A música no Brasil sempre sofreu mudanças de estilo e maturações ao longo dos anos: samba-canção, bossa nova, música de protesto, tropicália etc. Ainda assim, houve artistas que permaneceram imunes às transições, se firmando como mitos na construção da história musical nacional, como Angela Maria, Emilinha Borba, Maysa, Dalva de Oliveira, Dolores Duran e o ícone Cauby Peixoto.
Cauby é um dos mais antigos cantores brasileiros ainda em atividade e sua jovialidade de espírito, voz e amor pela música tornam os seus 82 anos apenas um detalhe ao público – que nunca deixou de ser fiel. Com tamanha potência vocal, ele não se permitiu ser esquecido pelo tempo. Se modificou, se modernizou – sem jamais perder o jeito característico de interpretar as canções – e se fez um artista antenado, sempre em busca de novidade e qualidade. É o sentimento de vanguarda se avivando na voz do que se considera “o último dos cantores”. Conheça detalhes da trajetória de Cauby Peixoto em depoimento exclusivo à Revista E.

Exterior
O tempo que passei no exterior foi a melhor experiência da minha vida. Eu fiquei dois anos na América cantando. Eu fiz um filme em espanhol em 1957, chamado Jamboree [da Warner Brothers, ao lado de Jerry Lee Lewis, Fats Domino, Carl Perkins, Frankie Avalon, Slim Whitman e Connie Francis]. Foi a minha primeira vez no cinema, mas correu tudo bem. Fui muito bem ensaiado.
Fiz muitas amizades também, com cantoras como Doris Day, Lisa Minnelli, fui muito amigo da mãe dela... Judy Garland, Bing Crosby, Grace Kelly, que casou com o Rainier, príncipe de Mônaco. Eu ensinei também a Marlene Dietrich a cantar Luar do Sertão. Quando ela veio ao Brasil (1959), quis aprender uma canção brasileira, então decorou e cantou essa música tão popular.
Eu gravei, aqui no Brasil, um enorme sucesso de Nat King Cole, chamado Blue Gardenia. Cantei na boate Copacabana [lendária casa noturna localizada em Manhattan, Nova York], e levei o meu disco para ele de presente, ¿ele adorou. Após esse episódio, cantei com ele. Fui ao seu show e ele me chamou, disse que havia escutado o meu disco e que tinha gostado muito. Citou músicas que eu gravei naquele trabalho.
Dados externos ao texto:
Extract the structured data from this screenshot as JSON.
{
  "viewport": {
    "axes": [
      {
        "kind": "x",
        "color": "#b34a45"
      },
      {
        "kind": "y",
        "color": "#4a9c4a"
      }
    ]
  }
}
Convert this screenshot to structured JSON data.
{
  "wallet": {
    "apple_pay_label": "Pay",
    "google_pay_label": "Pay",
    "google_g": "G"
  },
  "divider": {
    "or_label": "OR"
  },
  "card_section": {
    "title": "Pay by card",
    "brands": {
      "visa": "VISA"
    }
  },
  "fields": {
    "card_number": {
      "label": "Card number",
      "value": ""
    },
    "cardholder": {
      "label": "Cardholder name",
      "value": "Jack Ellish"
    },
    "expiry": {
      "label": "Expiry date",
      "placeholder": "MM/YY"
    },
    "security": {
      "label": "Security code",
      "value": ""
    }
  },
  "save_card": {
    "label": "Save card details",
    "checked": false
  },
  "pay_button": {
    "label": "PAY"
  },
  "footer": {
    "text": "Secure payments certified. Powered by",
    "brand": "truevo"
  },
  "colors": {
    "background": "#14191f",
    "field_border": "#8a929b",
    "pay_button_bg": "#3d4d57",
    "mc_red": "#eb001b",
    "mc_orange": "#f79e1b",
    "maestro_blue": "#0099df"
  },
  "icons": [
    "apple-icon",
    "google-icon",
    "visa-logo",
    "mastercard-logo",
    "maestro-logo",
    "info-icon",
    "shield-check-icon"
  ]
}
Ele me perguntou se eu era o “Ron Cauby”, meu apelido no exterior, e eu disse que sim, e que gostaria de cantar Blue Gardenia com ele. Ele respondeu “ok, let’s go!” – e então cantamos. Foi incrível conhecê-lo, eu era fã mesmo, não era publicidade não. Eu era fã pra valer. E Sinatra... Esse era o maior cantor do mundo.
Quando eu estava fora do palco, eu ensaiava muito. Tudo era voltado para a música, para aprender música. Eu não costumava fazer estripulias no dia a dia, eu só recebia a admiração desse pessoal que eu citei, recebia elogios de todos eles, era muito bom. A minha vida era mais focada para o trabalho lá fora.

Família
Minha família foi muito musical. O meu irmão foi um excelente pianista de jazz [Moacyr Peixoto], o outro era pistonista [Arakem Peixoto], minha irmã cantava, meu pai tocava violão muito bem, minha mãe também cantava. Nós fazíamos muita música em casa, desde pequeno vivo nesse ambiente. Eles ouviam as músicas da época, Orlando Silva, Sílvio Caldas, Francisco Alves,¿Carlos Galhardo, músicas desses grandes cantores que tinham voz. Hoje os cantores não têm mais voz, Cauby é o último deles. Orlando Silva era o maior cantor.
Quando os meus pais perceberam que eu seguiria essa carreira, me apoiaram. Desde sempre eles estiveram lá por mim, me orientaram com educação exemplar. Eu era garoto, muito jovem, não sabia ainda das coisas. Eles foram os maiores pais do mundo, eles eram muito bons. Me deixavam cantar numa época em que isso era muito difícil, olha só que maravilha! Hoje é mais fácil dos pais compreenderem os filhos nesse sentido, mas na época era muito difícil e eu consegui.

Voz e repertório
Eu não faço nada demais para cuidar da minha voz, é sorte. Em compensação eu não bebo, não agrido no falar, eu não brigo. Eu sou de um temperamento calmo, durmo bem, me alimento bem, então não tenho uma vida atropelada. Não apresento nenhuma receita especial, é dom.
Muitas vezes, escolho o meu repertório ouvindo outros cantores em ação ou quando uma música é muito bonita eu canto também. Quando não, eu escolho ao meu gosto, em busca do meu estilo, o que se adapta a minha voz e a minha maneira de cantar. Além disso, há os compositores que compõem especialmente para mim. Gravei por exemplo Bastidores (1980), de Chico Buarque.
Eu não acho que se deve diferenciar a música antiga da música moderna. Quando ela é bem feita, ela independe disso, é atemporal. Outro dia eu cantei duas serestas e foram as mais aplaudidas. Na música de hoje está faltando inspiração, dedicação e amor. Para fazer uma música bonita, o compositor tem que amar. Isso é fundamental.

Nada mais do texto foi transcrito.